The obvious answer is that George was unwell. Whether he was born that way or became that way, from early on he was different from the rest. His interest in numbers, his obsession with odds and ciphers, his awkwardness in social situations, his repeated behavioral patterns, his inability to hold a job or to stay in one place for long, his frequent insensitivity to the feelings of others—all point to the constitution of a highly gifted, highly unusual character. Before the days when Asperger’s syndrome was routinely diagnosed by psychiatrists, George might have stood somewhere on the slippery spectrum between normal and autistic social behavior. And of course the thyroid problems couldn’t have helped. In particular, failure to take thyroxine for the kind of problem George suffered from is known to cause depression. In George’s case it might also have led to delusions. Joan, for one, felt that he kept getting things all wrong: Years after his death she would claim that she never had any intention of marrying him but had just been trying to save him, while he kept jumping to conclusions. While this is debatable—the letters from the period seem to suggest that she was entirely in love with him—increasingly, undoubtedly, he was becoming unhinged from reality. The last letters from him spoke of wanting to make love in threesomes, and of Jesus and Margot (a BBC colleague to whom she had introduced him) saying that it was not yet time for them to be together. But Margot had been dead for months, a victim of cancer; like his mother, George was talking to the dead. The combination of an unstable personality and the depression brought about by no longer taking his medication might well have pushed him over the deep end, and ultimately to suicide. This is what Joan and Hamilton and the people at UCL thought. It is also what the last doctor to see him, Christopher Lucas, seems to have thought, and there might very well be some truth to it.

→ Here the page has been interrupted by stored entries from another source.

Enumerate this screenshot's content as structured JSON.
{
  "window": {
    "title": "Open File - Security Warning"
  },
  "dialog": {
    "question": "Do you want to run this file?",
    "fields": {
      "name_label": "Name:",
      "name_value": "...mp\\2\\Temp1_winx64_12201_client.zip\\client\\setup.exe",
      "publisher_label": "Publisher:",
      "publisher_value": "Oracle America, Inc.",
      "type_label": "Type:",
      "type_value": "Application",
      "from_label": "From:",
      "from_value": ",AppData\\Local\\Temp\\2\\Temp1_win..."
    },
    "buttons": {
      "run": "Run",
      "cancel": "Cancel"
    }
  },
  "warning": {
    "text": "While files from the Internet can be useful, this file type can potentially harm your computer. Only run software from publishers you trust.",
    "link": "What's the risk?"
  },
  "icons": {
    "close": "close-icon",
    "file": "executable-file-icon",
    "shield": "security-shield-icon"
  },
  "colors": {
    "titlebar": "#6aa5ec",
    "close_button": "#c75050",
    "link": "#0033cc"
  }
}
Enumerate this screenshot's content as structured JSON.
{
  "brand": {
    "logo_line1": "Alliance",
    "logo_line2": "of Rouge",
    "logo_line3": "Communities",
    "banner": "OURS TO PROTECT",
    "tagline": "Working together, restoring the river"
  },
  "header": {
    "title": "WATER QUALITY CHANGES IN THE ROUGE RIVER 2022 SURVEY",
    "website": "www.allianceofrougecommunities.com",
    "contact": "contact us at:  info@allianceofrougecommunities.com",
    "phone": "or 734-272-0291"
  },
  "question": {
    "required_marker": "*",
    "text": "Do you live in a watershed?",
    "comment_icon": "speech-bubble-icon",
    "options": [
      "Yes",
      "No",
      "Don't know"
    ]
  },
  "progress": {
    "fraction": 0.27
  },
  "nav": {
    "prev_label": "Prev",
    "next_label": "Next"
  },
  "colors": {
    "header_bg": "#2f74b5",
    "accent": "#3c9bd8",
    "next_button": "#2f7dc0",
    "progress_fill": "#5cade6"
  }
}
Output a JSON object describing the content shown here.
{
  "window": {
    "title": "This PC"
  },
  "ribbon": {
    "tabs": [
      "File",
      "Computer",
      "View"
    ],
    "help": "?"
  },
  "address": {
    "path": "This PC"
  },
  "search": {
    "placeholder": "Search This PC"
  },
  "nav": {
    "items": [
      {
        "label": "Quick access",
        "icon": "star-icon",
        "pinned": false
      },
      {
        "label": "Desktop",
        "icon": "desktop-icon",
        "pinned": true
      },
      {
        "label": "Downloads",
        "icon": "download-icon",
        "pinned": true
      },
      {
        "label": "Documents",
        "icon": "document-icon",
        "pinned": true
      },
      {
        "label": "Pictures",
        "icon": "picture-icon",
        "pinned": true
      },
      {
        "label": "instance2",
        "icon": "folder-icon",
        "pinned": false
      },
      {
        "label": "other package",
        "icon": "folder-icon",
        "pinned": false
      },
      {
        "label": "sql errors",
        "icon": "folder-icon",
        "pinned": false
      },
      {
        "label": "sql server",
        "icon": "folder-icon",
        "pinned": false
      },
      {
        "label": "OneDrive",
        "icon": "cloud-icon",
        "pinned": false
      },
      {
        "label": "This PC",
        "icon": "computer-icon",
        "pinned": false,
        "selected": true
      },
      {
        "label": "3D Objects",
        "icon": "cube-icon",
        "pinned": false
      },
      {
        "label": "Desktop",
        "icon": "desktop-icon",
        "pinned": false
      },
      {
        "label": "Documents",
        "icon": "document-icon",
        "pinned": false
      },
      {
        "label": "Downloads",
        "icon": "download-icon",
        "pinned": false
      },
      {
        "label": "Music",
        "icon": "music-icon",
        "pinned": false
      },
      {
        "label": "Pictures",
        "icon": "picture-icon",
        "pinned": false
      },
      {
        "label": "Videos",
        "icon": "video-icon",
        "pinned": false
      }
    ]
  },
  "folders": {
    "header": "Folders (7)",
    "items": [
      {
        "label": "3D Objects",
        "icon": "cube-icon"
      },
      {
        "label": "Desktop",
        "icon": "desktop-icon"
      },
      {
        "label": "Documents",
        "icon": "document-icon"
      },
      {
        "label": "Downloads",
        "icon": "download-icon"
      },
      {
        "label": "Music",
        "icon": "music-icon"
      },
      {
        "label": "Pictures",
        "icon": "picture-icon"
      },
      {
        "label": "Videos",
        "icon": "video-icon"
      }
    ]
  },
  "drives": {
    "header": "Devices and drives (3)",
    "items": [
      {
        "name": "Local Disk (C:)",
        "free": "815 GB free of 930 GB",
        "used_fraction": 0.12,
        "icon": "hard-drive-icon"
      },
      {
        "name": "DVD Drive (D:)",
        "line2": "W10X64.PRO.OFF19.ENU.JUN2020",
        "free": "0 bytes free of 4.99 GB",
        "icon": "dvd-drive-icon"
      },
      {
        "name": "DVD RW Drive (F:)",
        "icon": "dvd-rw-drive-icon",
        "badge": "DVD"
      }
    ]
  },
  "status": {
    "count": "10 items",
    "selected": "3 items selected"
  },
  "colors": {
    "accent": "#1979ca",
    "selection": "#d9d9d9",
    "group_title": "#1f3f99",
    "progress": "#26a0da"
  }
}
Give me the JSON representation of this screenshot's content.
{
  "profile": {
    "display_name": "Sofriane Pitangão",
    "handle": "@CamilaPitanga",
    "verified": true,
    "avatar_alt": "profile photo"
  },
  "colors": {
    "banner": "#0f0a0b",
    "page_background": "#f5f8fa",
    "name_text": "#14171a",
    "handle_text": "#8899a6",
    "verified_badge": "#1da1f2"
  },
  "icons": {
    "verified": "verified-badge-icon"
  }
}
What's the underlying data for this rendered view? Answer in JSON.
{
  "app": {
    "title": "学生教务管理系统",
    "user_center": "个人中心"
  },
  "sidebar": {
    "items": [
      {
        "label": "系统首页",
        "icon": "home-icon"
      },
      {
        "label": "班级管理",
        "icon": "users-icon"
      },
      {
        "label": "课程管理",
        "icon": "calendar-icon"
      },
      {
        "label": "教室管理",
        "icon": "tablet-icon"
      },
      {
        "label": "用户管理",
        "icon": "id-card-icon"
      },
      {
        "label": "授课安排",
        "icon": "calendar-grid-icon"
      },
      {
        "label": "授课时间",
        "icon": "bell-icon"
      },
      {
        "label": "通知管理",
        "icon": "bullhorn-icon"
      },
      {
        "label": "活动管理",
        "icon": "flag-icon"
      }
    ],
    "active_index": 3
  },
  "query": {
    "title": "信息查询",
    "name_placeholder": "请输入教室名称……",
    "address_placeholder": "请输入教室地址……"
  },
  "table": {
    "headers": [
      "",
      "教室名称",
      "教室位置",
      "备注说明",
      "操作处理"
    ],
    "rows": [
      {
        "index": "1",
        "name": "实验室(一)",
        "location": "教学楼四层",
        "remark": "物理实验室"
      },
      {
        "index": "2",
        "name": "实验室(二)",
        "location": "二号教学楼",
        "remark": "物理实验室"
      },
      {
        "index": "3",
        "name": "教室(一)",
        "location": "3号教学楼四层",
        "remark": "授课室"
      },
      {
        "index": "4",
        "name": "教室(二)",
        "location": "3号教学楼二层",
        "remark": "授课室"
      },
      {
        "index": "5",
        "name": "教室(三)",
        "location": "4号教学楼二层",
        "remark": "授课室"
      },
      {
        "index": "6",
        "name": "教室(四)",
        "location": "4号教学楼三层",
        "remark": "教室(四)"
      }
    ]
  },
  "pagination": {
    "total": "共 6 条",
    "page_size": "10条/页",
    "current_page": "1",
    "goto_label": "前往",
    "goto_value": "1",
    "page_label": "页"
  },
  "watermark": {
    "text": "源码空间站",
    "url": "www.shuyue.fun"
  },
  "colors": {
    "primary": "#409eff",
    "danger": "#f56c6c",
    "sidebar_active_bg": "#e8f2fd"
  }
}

But attributing George’s suicide strictly to illness somehow doesn’t feel entirely sufficient; there were life circumstances, too, after all. One of these was Sylvia. Unable to win her heart, George had become despondent. Whether he wanted to marry her because he thought Jesus wanted him to or not is, in a sense, beside the point. His heart was broken, and despair had descended. If the note that he left for her is to be taken at face value, George himself seemed to have decided that he would need to leave this world because of unrequited love.

And yet the suicide arrived just as, in his words to his daughter, George was “heading back upward.” After a year and a half of radical, selfless giving to others, he had come to see that it was time to take care of himself once again. He had decided to hold on to more of his possessions, he had stopped working tirelessly for alcoholics in the square and station and courtrooms and squats. He had begun to try to do some economics, and was planning to write to Samuelson at MIT. Clearly conflicted about whether or not to stay in genetics, he nevertheless seemed to have determined that being a full-time selfless angel was going nowhere.

What might have gone through his head when he thought such thoughts? What, in the final analysis, had his giving been all about?

One way to understand George’s unusual and courageous decision to take destitute and dangerously violent alcoholics off the street and bring them into his home is that it was a test. Pure and simple, this was a religious command. And since George himself came to believe that he was being led by Jesus on a path of suffering, he willingly accepted his fate. If giving to the needy meant having to leave his home, if having to leave his home meant living rough, if living rough meant being hungry and cold and losing all status—so be it. This was the Lord’s wish, and George would follow it, period. And if the Lord had determined that it was time for George to look after himself, then he would follow that command as well.